No entanto, apesar deste dado fundamental, é importante analisarmos
a legitimidade do que se pensa, ou seja, é possível afirmar se algo
vale ou não o esforço do pensamento? Ou ainda, o que determina a
qualidade do pensamento: o ser pensante, o objeto pensado, as
condições para tal atividade? Etc. Ainda mais, o que ou quem pode
garantir o sucesso das conclusões fornecida pelo exercício do
pensamento? Naturalmente para cada uma dessas perguntas, há uma
análise diferente e para cada resposta, sem dúvidas, uma nova
pergunta, o que torna esta capacidade natural um ciclo interminável
de questões de infinitas possibilidades e desdobramentos que, de
certa forma, nos ultrapassa enquanto apenas seres vivos. Com
isso, poderíamos concluir apressadamente que questionar a existência
e a validade do pensamento, seja de fato um grande privilégio,
ou pelo menos, alguma vantagem que a natureza tenha nos concedido,
sabe-se lá como ou porquê. Ainda assim, conforme podemos observar
gratuitamente em nosso cotidiano, questões de tais ordem não são
pensadas por todo ser pensante. Sendo possível afirmar o contrário,
isto é, são questões normalmente evitadas, nos fazendo acreditar
que são elas destinadas a um grupo especifico de pessoas.
E
isto me leva à questão motivadora deste texto: O que pensam os
pensadores?
Talvez
aqui caiba uma rápida observação sobre a diferenciação das
palavras “Pensante” (que podemos designá-la como: ser que
pensa, que questiona, que reflete, argumenta e tal...); e “Pensador”

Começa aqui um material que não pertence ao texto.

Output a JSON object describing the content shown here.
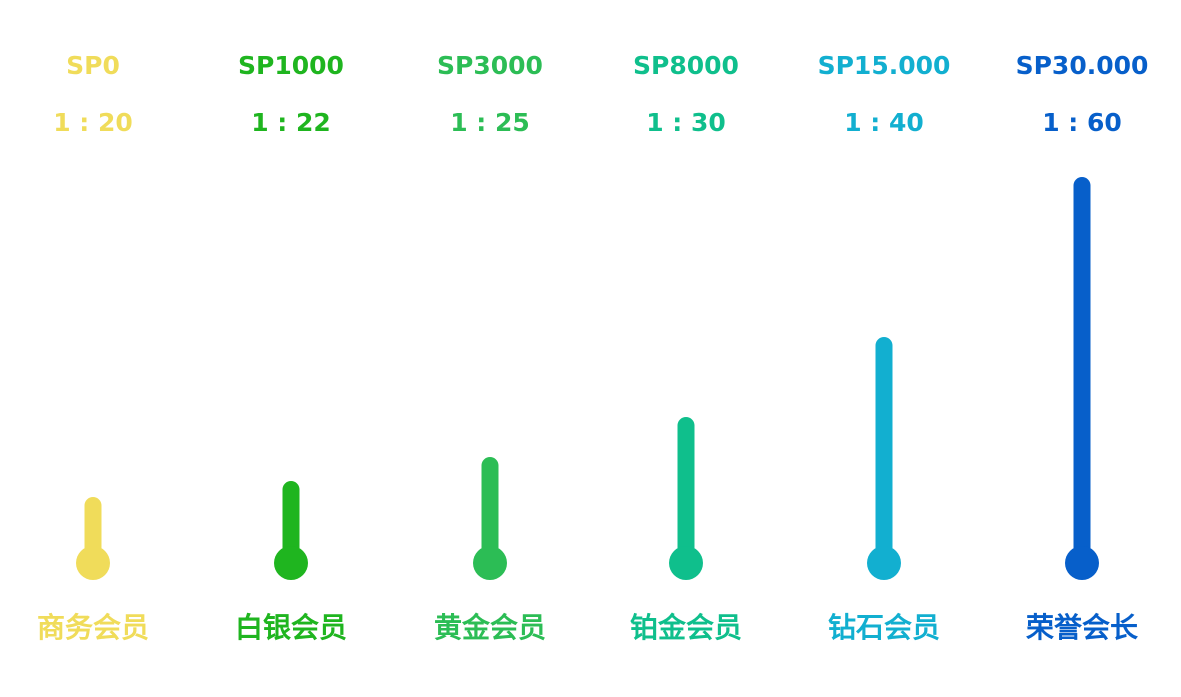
{
  "chart_data": {
    "type": "bar",
    "categories": [
      "商务会员",
      "白银会员",
      "黄金会员",
      "铂金会员",
      "钻石会员",
      "荣誉会长"
    ],
    "thresholds": [
      "SP0",
      "SP1000",
      "SP3000",
      "SP8000",
      "SP15.000",
      "SP30.000"
    ],
    "ratios": [
      "1 : 20",
      "1 : 22",
      "1 : 25",
      "1 : 30",
      "1 : 40",
      "1 : 60"
    ],
    "values": [
      20,
      22,
      25,
      30,
      40,
      60
    ],
    "colors": [
      "#f0dc5a",
      "#1fb51f",
      "#2cbd55",
      "#0fbf8c",
      "#12afd0",
      "#075fca"
    ],
    "ylim": [
      0,
      60
    ],
    "grid": false,
    "legend": "none"
  }
}
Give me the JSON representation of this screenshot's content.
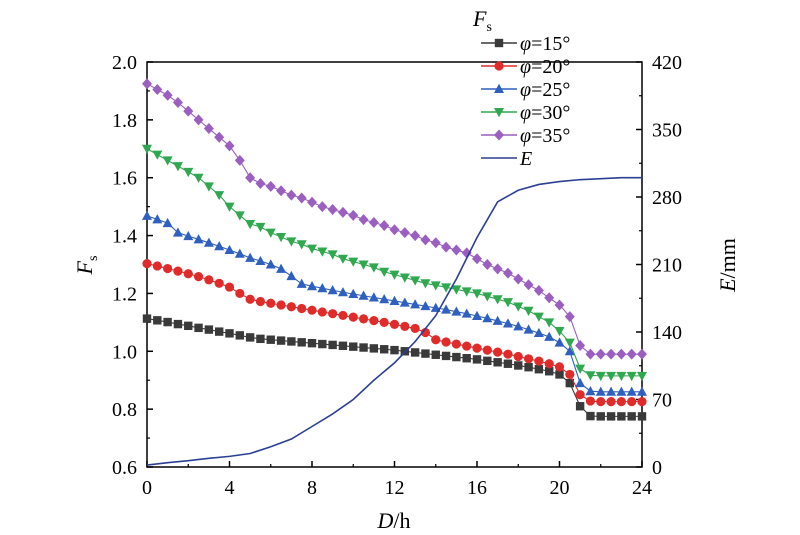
{
  "chart_data": {
    "type": "line",
    "xlabel_var": "D",
    "xlabel_unit": "/h",
    "ylabel_var": "F",
    "ylabel_sub": "s",
    "y2label_var": "E",
    "y2label_unit": "/mm",
    "xlim": [
      0,
      24
    ],
    "ylim": [
      0.6,
      2.0
    ],
    "y2lim": [
      0,
      420
    ],
    "xticks": [
      "0",
      "4",
      "8",
      "12",
      "16",
      "20",
      "24"
    ],
    "xtick_values": [
      0,
      4,
      8,
      12,
      16,
      20,
      24
    ],
    "yticks": [
      "0.6",
      "0.8",
      "1.0",
      "1.2",
      "1.4",
      "1.6",
      "1.8",
      "2.0"
    ],
    "ytick_values": [
      0.6,
      0.8,
      1.0,
      1.2,
      1.4,
      1.6,
      1.8,
      2.0
    ],
    "y2ticks": [
      "0",
      "70",
      "140",
      "210",
      "280",
      "350",
      "420"
    ],
    "y2tick_values": [
      0,
      70,
      140,
      210,
      280,
      350,
      420
    ],
    "legend_title_var": "F",
    "legend_title_sub": "s",
    "legend_position": "top-right",
    "grid": false,
    "x": [
      0,
      0.5,
      1,
      1.5,
      2,
      2.5,
      3,
      3.5,
      4,
      4.5,
      5,
      5.5,
      6,
      6.5,
      7,
      7.5,
      8,
      8.5,
      9,
      9.5,
      10,
      10.5,
      11,
      11.5,
      12,
      12.5,
      13,
      13.5,
      14,
      14.5,
      15,
      15.5,
      16,
      16.5,
      17,
      17.5,
      18,
      18.5,
      19,
      19.5,
      20,
      20.5,
      21,
      21.5,
      22,
      22.5,
      23,
      23.5,
      24
    ],
    "series": [
      {
        "name_var": "φ",
        "name_val": "=15°",
        "axis": "left",
        "color": "#3a3a3a",
        "marker": "square",
        "values": [
          1.113,
          1.107,
          1.101,
          1.094,
          1.088,
          1.081,
          1.075,
          1.068,
          1.062,
          1.055,
          1.048,
          1.043,
          1.04,
          1.037,
          1.034,
          1.031,
          1.028,
          1.025,
          1.022,
          1.019,
          1.016,
          1.013,
          1.01,
          1.007,
          1.004,
          1.0,
          0.996,
          0.992,
          0.988,
          0.984,
          0.98,
          0.976,
          0.972,
          0.967,
          0.962,
          0.957,
          0.951,
          0.945,
          0.938,
          0.931,
          0.92,
          0.89,
          0.81,
          0.776,
          0.775,
          0.775,
          0.775,
          0.775,
          0.775
        ]
      },
      {
        "name_var": "φ",
        "name_val": "=20°",
        "axis": "left",
        "color": "#e02b2b",
        "marker": "circle",
        "values": [
          1.303,
          1.295,
          1.286,
          1.277,
          1.268,
          1.258,
          1.247,
          1.235,
          1.222,
          1.2,
          1.18,
          1.172,
          1.166,
          1.16,
          1.154,
          1.148,
          1.142,
          1.136,
          1.13,
          1.124,
          1.118,
          1.112,
          1.106,
          1.1,
          1.093,
          1.086,
          1.079,
          1.065,
          1.04,
          1.032,
          1.025,
          1.018,
          1.011,
          1.004,
          0.997,
          0.99,
          0.982,
          0.974,
          0.966,
          0.957,
          0.946,
          0.92,
          0.85,
          0.828,
          0.826,
          0.826,
          0.826,
          0.826,
          0.826
        ]
      },
      {
        "name_var": "φ",
        "name_val": "=25°",
        "axis": "left",
        "color": "#2f5fbf",
        "marker": "triangle-up",
        "values": [
          1.468,
          1.456,
          1.443,
          1.41,
          1.398,
          1.387,
          1.375,
          1.363,
          1.35,
          1.337,
          1.323,
          1.312,
          1.3,
          1.285,
          1.26,
          1.233,
          1.225,
          1.218,
          1.211,
          1.204,
          1.198,
          1.192,
          1.186,
          1.18,
          1.174,
          1.168,
          1.162,
          1.156,
          1.15,
          1.144,
          1.137,
          1.13,
          1.122,
          1.114,
          1.105,
          1.096,
          1.086,
          1.075,
          1.063,
          1.05,
          1.03,
          1.0,
          0.89,
          0.862,
          0.86,
          0.86,
          0.86,
          0.86,
          0.86
        ]
      },
      {
        "name_var": "φ",
        "name_val": "=30°",
        "axis": "left",
        "color": "#2fa84f",
        "marker": "triangle-down",
        "values": [
          1.7,
          1.68,
          1.66,
          1.64,
          1.62,
          1.6,
          1.57,
          1.54,
          1.5,
          1.47,
          1.44,
          1.43,
          1.41,
          1.395,
          1.38,
          1.37,
          1.355,
          1.345,
          1.335,
          1.32,
          1.31,
          1.3,
          1.29,
          1.275,
          1.265,
          1.255,
          1.245,
          1.235,
          1.228,
          1.221,
          1.214,
          1.207,
          1.2,
          1.19,
          1.18,
          1.17,
          1.155,
          1.14,
          1.12,
          1.1,
          1.07,
          1.03,
          0.94,
          0.917,
          0.915,
          0.915,
          0.915,
          0.915,
          0.915
        ]
      },
      {
        "name_var": "φ",
        "name_val": "=35°",
        "axis": "left",
        "color": "#9b5fc0",
        "marker": "diamond",
        "values": [
          1.925,
          1.905,
          1.885,
          1.86,
          1.83,
          1.8,
          1.77,
          1.74,
          1.71,
          1.66,
          1.6,
          1.58,
          1.57,
          1.555,
          1.54,
          1.53,
          1.515,
          1.5,
          1.49,
          1.48,
          1.47,
          1.455,
          1.445,
          1.435,
          1.42,
          1.41,
          1.4,
          1.385,
          1.375,
          1.36,
          1.35,
          1.34,
          1.32,
          1.3,
          1.285,
          1.27,
          1.25,
          1.23,
          1.21,
          1.185,
          1.16,
          1.12,
          1.02,
          0.99,
          0.99,
          0.99,
          0.99,
          0.99,
          0.99
        ]
      },
      {
        "name_var": "E",
        "name_val": "",
        "axis": "right",
        "color": "#2b3f94",
        "marker": "none",
        "x": [
          0,
          1,
          2,
          3,
          4,
          5,
          6,
          7,
          8,
          9,
          10,
          11,
          12,
          13,
          14,
          15,
          16,
          17,
          18,
          19,
          20,
          21,
          22,
          23,
          24
        ],
        "values": [
          2,
          4.5,
          6.5,
          9,
          11,
          14,
          21,
          29,
          42,
          55,
          70,
          90,
          108,
          130,
          157,
          195,
          238,
          275,
          287,
          293,
          296,
          298,
          299,
          300,
          300
        ]
      }
    ]
  }
}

(que se pode entender como indivíduo dotado de capacidade particular
de abordar questões específicas; filósofo; aquele capaz de
elaborar complexas teorias a partir de minuciosa reflexão, etc...).
Ora, esta sútil diferença das palavras e suas possíveis
definições, naturalmente diferencia também os humanos em pelo
menos - e a princípio - em duas classes: os que pensam pelo simples
e mecânico movimento de sua natureza, carregados pela vigência da
época em que vivem e pela força do coletivo, do social; e a outra
parte, a dos que pensam justamente o “contraponto” dessa
vigência, aqueles que resistem ao mecanismo da ação vazia, que
buscam através do esforço do pensamento a força para a
contracorrente. Tal esforço, naturalmente, propicia mergulhos cada
vez mais profundos no mar de questões relevantes à vida humana de
maneira geral.
Aqui
é importante que se diga que tal contraposição não
necessariamente é o ponto de partida para a reflexão dos chamados
“pensadores”, principalmente porque a própria vigência
do agir mecânico coletivo foi anteriormente minuciosamente pensada
por alguém, no entanto não como análise crítica ou posicionamento
racional ante as amarras e complicações da vida, mas sim e
sobretudo, em função da dominação das massas através da cultura.
Domínio aliás que somente se faz possível devido à uniformidade
do pensamento de uma sociedade.
O
que pretendo explicar com isso então é que, ao contrário do que se
costuma dizer, há sem dúvidas questões relevantes bem elaboradas
no que se refere à cultura de massa. E apenas se contrapor a elas,
não evidencia sinal de intelectualidade.
Neste
sentido, talvez podemos imaginar mais claramente as duas posições
mencionadas anteriormente, isto é, alguns (poucos) como pensadores
que direcionam
a sociedade a determinado
“destino” que
varia de acordo com interesses. E outros (muitos) como
pensados, isto é, direcionados.
Considerando
tais pontos, é possível constatar que a vida em sociedade é
pensada. E caso o indivíduo
não seja suficientemente perspicaz para pensar e agir no meio por
si mesmo, certamente alguém
o fará em seu lugar.
Diante
de tal afirmação, fica
evidente que existem questões dadas a todo ser pensante incluído
numa sociedade que devem ser pensadas dentro do contexto social.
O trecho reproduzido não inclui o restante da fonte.